I had often wondered how to best decolonize my people... It must
I had often wondered how to best decolonize my people... It must be done one human being at a time. Without that kind of help, Western society does not allow people to come to terms with their feelings. With honesty and therapy, my people can be made whole again.
Hear the voice of Russell Means, warrior, activist, and son of the Lakota, who carried the burdens of his people and spoke with fire: “I had often wondered how to best decolonize my people... It must be done one human being at a time. Without that kind of help, Western society does not allow people to come to terms with their feelings. With honesty and therapy, my people can be made whole again.” These words, born of suffering and struggle, are not only for the Native nations, but for all who long to heal from wounds inflicted by domination, greed, and disconnection.

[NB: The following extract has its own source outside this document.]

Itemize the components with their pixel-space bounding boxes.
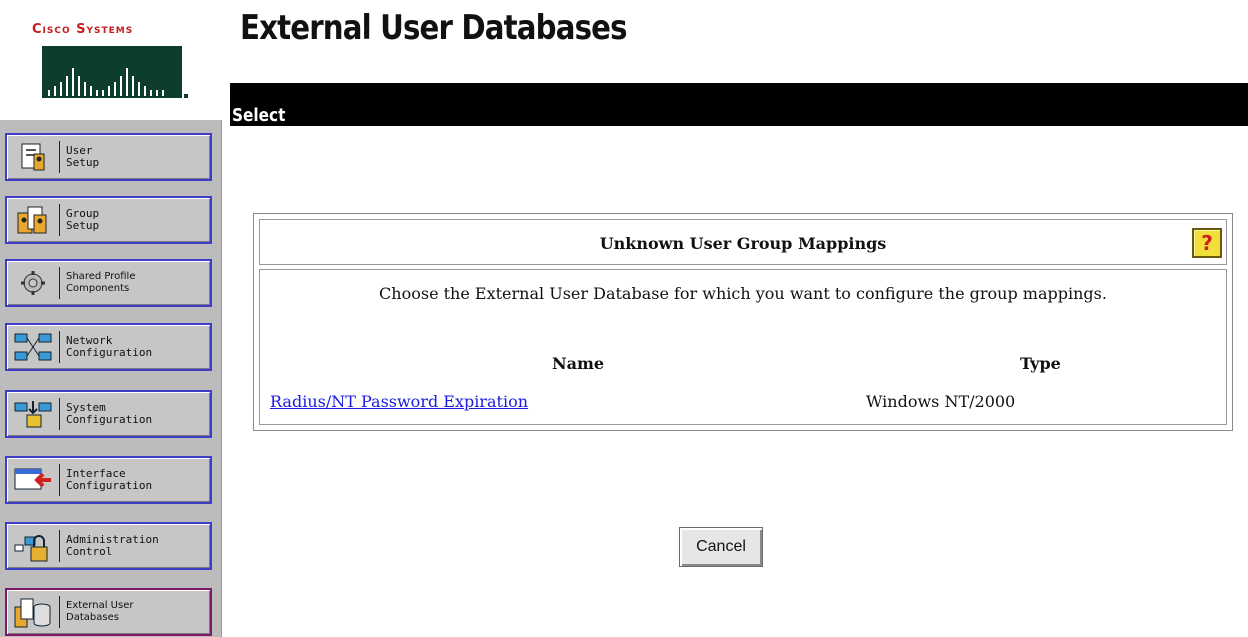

For what is decolonization? It is more than the return of land, more than the fall of political structures. It is the restoration of the spirit, the reclaiming of memory, the healing of wounds etched into the hearts of generations. Means teaches us that no law, no treaty, no proclamation alone can make a people whole again. It must begin within the soul of each human being, for colonization did not only steal lands—it sought to crush dignity, silence voices, and fracture identities. Healing, therefore, must move from the inside outward, from the individual to the family, from the family to the nation.
History gives us a painful mirror of this truth. The boarding schools of North America, designed to “kill the Indian and save the man,” tore children from their families, their languages, their traditions. Generations carried the scars of shame, silence, and loss. Governments may now issue apologies, churches may confess their sins, but such words are empty unless the individual human being is given space to grieve, to face the truth, to be healed with compassion. Means understood this: that honesty and therapy are not foreign indulgences but sacred acts of survival, a way to restore what was broken by centuries of oppression.
Consider too the journeys of other peoples scarred by domination. In South Africa, after the end of apartheid, the Truth and Reconciliation Commission sought not only justice but healing. Victims and perpetrators alike spoke aloud what had long been hidden. This act of honesty, painful as it was, allowed wounds to be acknowledged and society to begin mending. Means echoes this same wisdom: healing cannot be decreed from above but must flow through the raw truth of individuals daring to confront their deepest feelings.
Yet he does not only speak of Indigenous peoples. He warns that even Western society itself, in its pursuit of wealth and power, denies its own members the chance to come to terms with their feelings. A culture that prizes conquest over compassion, speed over reflection, image over authenticity, leaves little room for the soul’s wounds to be seen or treated. Colonizer and colonized alike are diminished when emotions are denied, when pain is buried. In this sense, the medicine Means prescribes—honesty and therapy—is not only for his own people, but for all humanity.
The meaning of his words, then, is both heroic and tender: to rebuild a people, you must rebuild the hearts of its members. To restore dignity, you must face the truth of what has been lost. To heal wounds, you must dare to feel them. And though the task is vast, it begins one person at a time, like drops of water gathering into a river, until the current is strong enough to cleanse and renew an entire nation.
The lesson for us, O listeners, is this: do not despise the power of small acts of healing. If you carry wounds, seek out honesty with yourself and with others. Do not fear the work of therapy, whether through counselors, elders, or sacred rituals of your people. If you witness others carrying pain, offer space for their truth to be spoken. Do not expect society to be whole if its individuals are shattered. For in mending one life, you contribute to the mending of all.
Thus remember Russell Means’s wisdom: “It must be done one human being at a time.” Do not be daunted by the vastness of the work, for nations are nothing more than gatherings of souls. Heal the soul, and you heal the people. Heal the people, and you heal the earth. In this way, through honesty and compassion, the world may yet be made whole again.